Situated 190 miles (300km) southwest of Delhi, Jaipur is an essential stop on any tour of Rajasthan. The old, walled section of the city is known as the Pink City: it was painted red (a lucky colour in Hindu culture) to welcome England's Prince Alfred in 1853, and the fading old buildings still retain traces of this hue. Jaipur is one of India's newer cities, founded in 1727, and was the creation of Jai Singh II, the Maharaja of the Kuchwaha Rajputs, who decided when Mogul power was on the decline to move from his outmoded hillside fortress at Amber to establish a new capital on the plains further south.

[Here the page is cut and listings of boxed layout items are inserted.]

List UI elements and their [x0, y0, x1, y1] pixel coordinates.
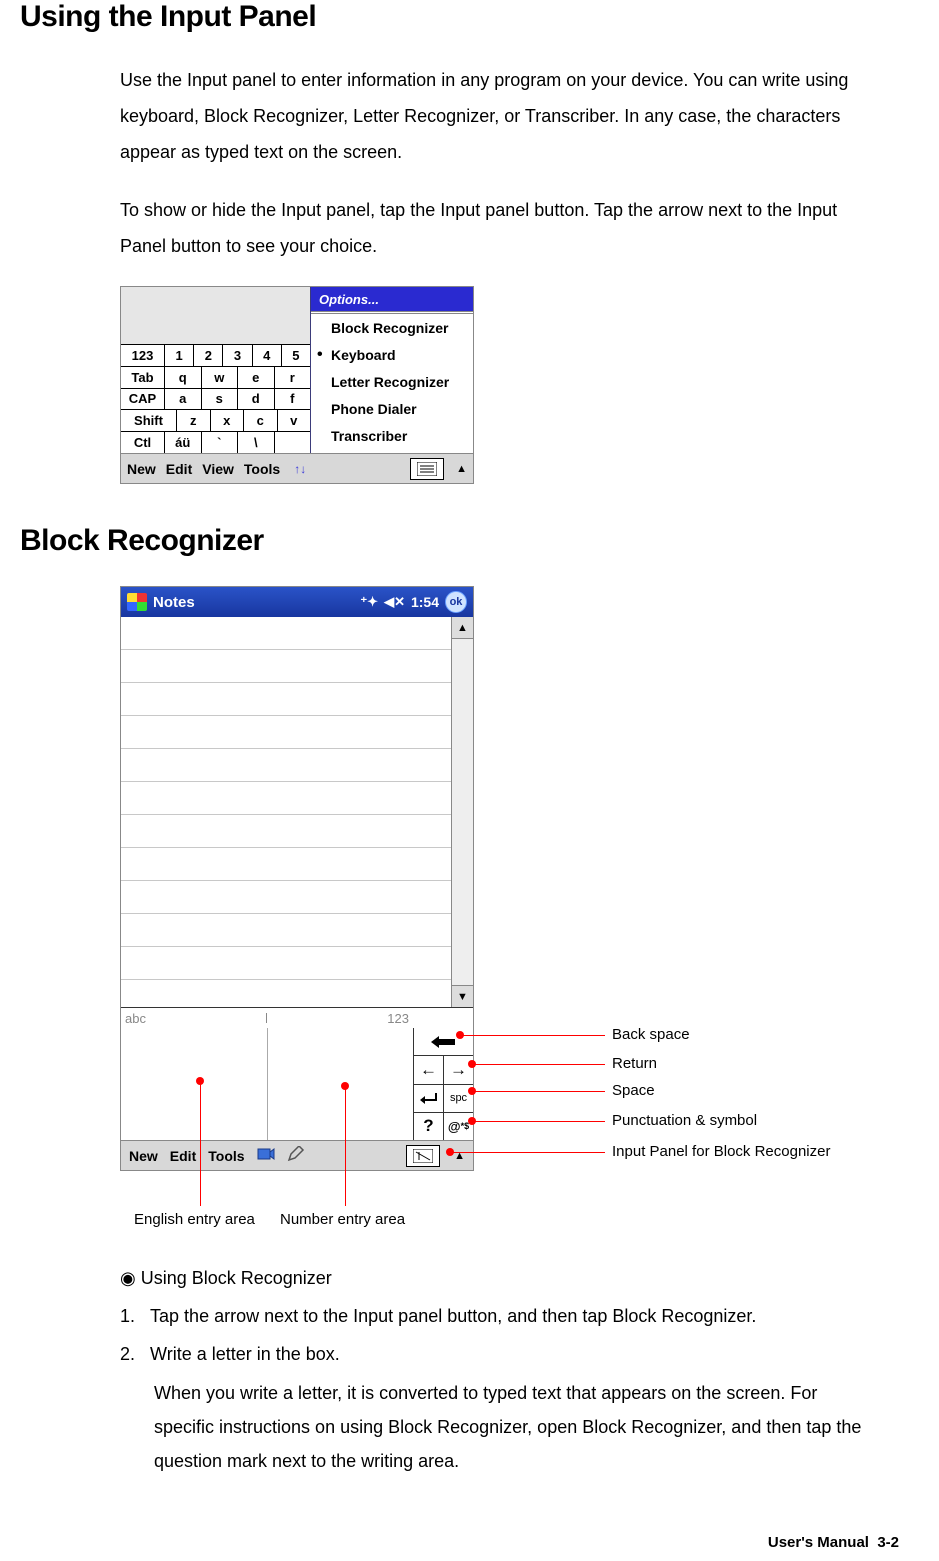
- kb-key-5[interactable]: 5: [282, 345, 310, 366]
- onscreen-keyboard[interactable]: 123 1 2 3 4 5 Tab q w e r: [121, 287, 311, 453]
- kb-key-4[interactable]: 4: [253, 345, 282, 366]
- kb-key-r[interactable]: r: [275, 367, 311, 388]
- kb-key-2[interactable]: 2: [194, 345, 223, 366]
- scroll-down-icon[interactable]: ▼: [452, 985, 473, 1007]
- usage-step-2-body: When you write a letter, it is converted…: [154, 1376, 879, 1479]
- kb-key-v[interactable]: v: [278, 410, 311, 431]
- abc-label: abc: [125, 1011, 146, 1026]
- callout-line: [460, 1035, 605, 1036]
- menu-options[interactable]: Options...: [311, 287, 473, 311]
- kb-key-ctl[interactable]: Ctl: [121, 432, 165, 453]
- screenshot-notes-block-recognizer: Notes ⁺✦ ◀✕ 1:54 ok ▲ ▼ abc 123: [120, 586, 474, 1171]
- page-footer: User's Manual 3-2: [0, 1508, 939, 1561]
- paragraph-show-hide: To show or hide the Input panel, tap the…: [120, 192, 879, 264]
- callout-punctuation: Punctuation & symbol: [612, 1112, 757, 1129]
- kb-key-shift[interactable]: Shift: [121, 410, 177, 431]
- kb-key-z[interactable]: z: [177, 410, 211, 431]
- callout-line: [200, 1081, 201, 1206]
- kb-key-tab[interactable]: Tab: [121, 367, 165, 388]
- scrollbar[interactable]: ▲ ▼: [451, 617, 473, 1007]
- kb-key-x[interactable]: x: [211, 410, 245, 431]
- toolbar-edit[interactable]: Edit: [170, 1148, 196, 1164]
- callout-line: [345, 1086, 346, 1206]
- callout-number-area: Number entry area: [280, 1211, 405, 1228]
- menu-item-keyboard[interactable]: Keyboard: [311, 341, 473, 368]
- screenshot-options-menu: 123 1 2 3 4 5 Tab q w e r: [120, 286, 474, 484]
- kb-key-s[interactable]: s: [202, 389, 239, 410]
- pen-icon[interactable]: [287, 1146, 305, 1165]
- kb-key-3[interactable]: 3: [223, 345, 252, 366]
- input-panel-button[interactable]: [406, 1145, 440, 1167]
- toolbar-tools[interactable]: Tools: [244, 461, 280, 477]
- menu-item-phone-dialer[interactable]: Phone Dialer: [311, 395, 473, 422]
- input-method-menu: Options... Block Recognizer Keyboard Let…: [311, 287, 473, 453]
- bottom-toolbar-notes: New Edit Tools ▲: [121, 1140, 473, 1170]
- menu-item-transcriber[interactable]: Transcriber: [311, 422, 473, 449]
- input-panel-button[interactable]: [410, 458, 444, 480]
- toolbar-edit[interactable]: Edit: [166, 461, 192, 477]
- note-writing-area[interactable]: [121, 617, 451, 1007]
- speaker-icon[interactable]: ◀✕: [384, 594, 405, 610]
- kb-key-empty[interactable]: [275, 432, 311, 453]
- callout-return: Return: [612, 1055, 657, 1072]
- usage-step-2: 2. Write a letter in the box.: [120, 1337, 879, 1371]
- callout-line: [472, 1091, 605, 1092]
- callout-line: [472, 1121, 605, 1122]
- input-panel-arrow[interactable]: ▲: [456, 463, 467, 475]
- usage-bullet: ◉ Using Block Recognizer: [120, 1261, 879, 1295]
- start-icon[interactable]: [127, 593, 147, 611]
- kb-key-q[interactable]: q: [165, 367, 202, 388]
- scroll-up-icon[interactable]: ▲: [452, 617, 473, 639]
- sync-icon[interactable]: ↑↓: [294, 462, 306, 476]
- heading-using-input-panel: Using the Input Panel: [20, 0, 899, 34]
- kb-key-d[interactable]: d: [238, 389, 275, 410]
- callout-space: Space: [612, 1082, 655, 1099]
- kb-key-backslash[interactable]: \: [238, 432, 275, 453]
- backspace-button[interactable]: [414, 1028, 473, 1055]
- english-entry-area[interactable]: [121, 1028, 268, 1140]
- heading-block-recognizer: Block Recognizer: [20, 524, 899, 558]
- kb-key-cap[interactable]: CAP: [121, 389, 165, 410]
- recognizer-entry-area[interactable]: [121, 1028, 413, 1140]
- kb-key-1[interactable]: 1: [165, 345, 194, 366]
- callout-backspace: Back space: [612, 1026, 690, 1043]
- record-icon[interactable]: [257, 1146, 275, 1165]
- callout-line: [472, 1064, 605, 1065]
- ok-button[interactable]: ok: [445, 591, 467, 613]
- 123-label: 123: [387, 1011, 409, 1026]
- app-title: Notes: [153, 594, 354, 611]
- clock[interactable]: 1:54: [411, 594, 439, 610]
- kb-key-f[interactable]: f: [275, 389, 311, 410]
- menu-item-letter-recognizer[interactable]: Letter Recognizer: [311, 368, 473, 395]
- kb-key-a[interactable]: a: [165, 389, 202, 410]
- callout-input-panel: Input Panel for Block Recognizer: [612, 1143, 830, 1160]
- kb-key-e[interactable]: e: [238, 367, 275, 388]
- paragraph-intro: Use the Input panel to enter information…: [120, 62, 879, 170]
- toolbar-tools[interactable]: Tools: [208, 1148, 244, 1164]
- kb-key-123[interactable]: 123: [121, 345, 165, 366]
- kb-key-c[interactable]: c: [244, 410, 278, 431]
- callout-line: [450, 1152, 605, 1153]
- kb-key-accent[interactable]: áü: [165, 432, 202, 453]
- help-button[interactable]: ?: [414, 1113, 444, 1140]
- titlebar: Notes ⁺✦ ◀✕ 1:54 ok: [121, 587, 473, 617]
- usage-step-1: 1. Tap the arrow next to the Input panel…: [120, 1299, 879, 1333]
- bottom-toolbar: New Edit View Tools ↑↓ ▲: [121, 453, 473, 483]
- kb-key-w[interactable]: w: [202, 367, 239, 388]
- cursor-left-button[interactable]: ←: [414, 1056, 444, 1083]
- connectivity-icon[interactable]: ⁺✦: [360, 594, 378, 610]
- toolbar-new[interactable]: New: [129, 1148, 158, 1164]
- toolbar-view[interactable]: View: [202, 461, 234, 477]
- kb-key-backtick[interactable]: `: [202, 432, 239, 453]
- return-button[interactable]: [414, 1085, 444, 1112]
- menu-item-block-recognizer[interactable]: Block Recognizer: [311, 314, 473, 341]
- callout-english-area: English entry area: [134, 1211, 255, 1228]
- toolbar-new[interactable]: New: [127, 461, 156, 477]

The Pink City was built in only eight years. Much of it was designed by Jai himself, including the City Palace and the Jantar Mantar, a fascinating astronomical observatory with massive instruments used to predict the monsoon and to identify the movements of the stars. Most impressive is a 27 metre-high sundial that is accurate to within two minutes. All seven gates into the old city remain, one of which leads into Johari Bazaar, the famously frenetic jewellers' market, boasting the best selection of precious stones in India.
Jaipur is now a thriving commercial city, home to about two million people. Although some visitors are put off by the over-zealous traders and the insane traffic, most are enthralled and enchanted by this welcoming, exciting city. There is no better place in India to shop than in Rajasthan's capital; it is possible to find anything and everything in its shop-lined streets, from jewellery and silks to perfumes and stationery. Travellers should just be prepared to bargain hard for a good deal.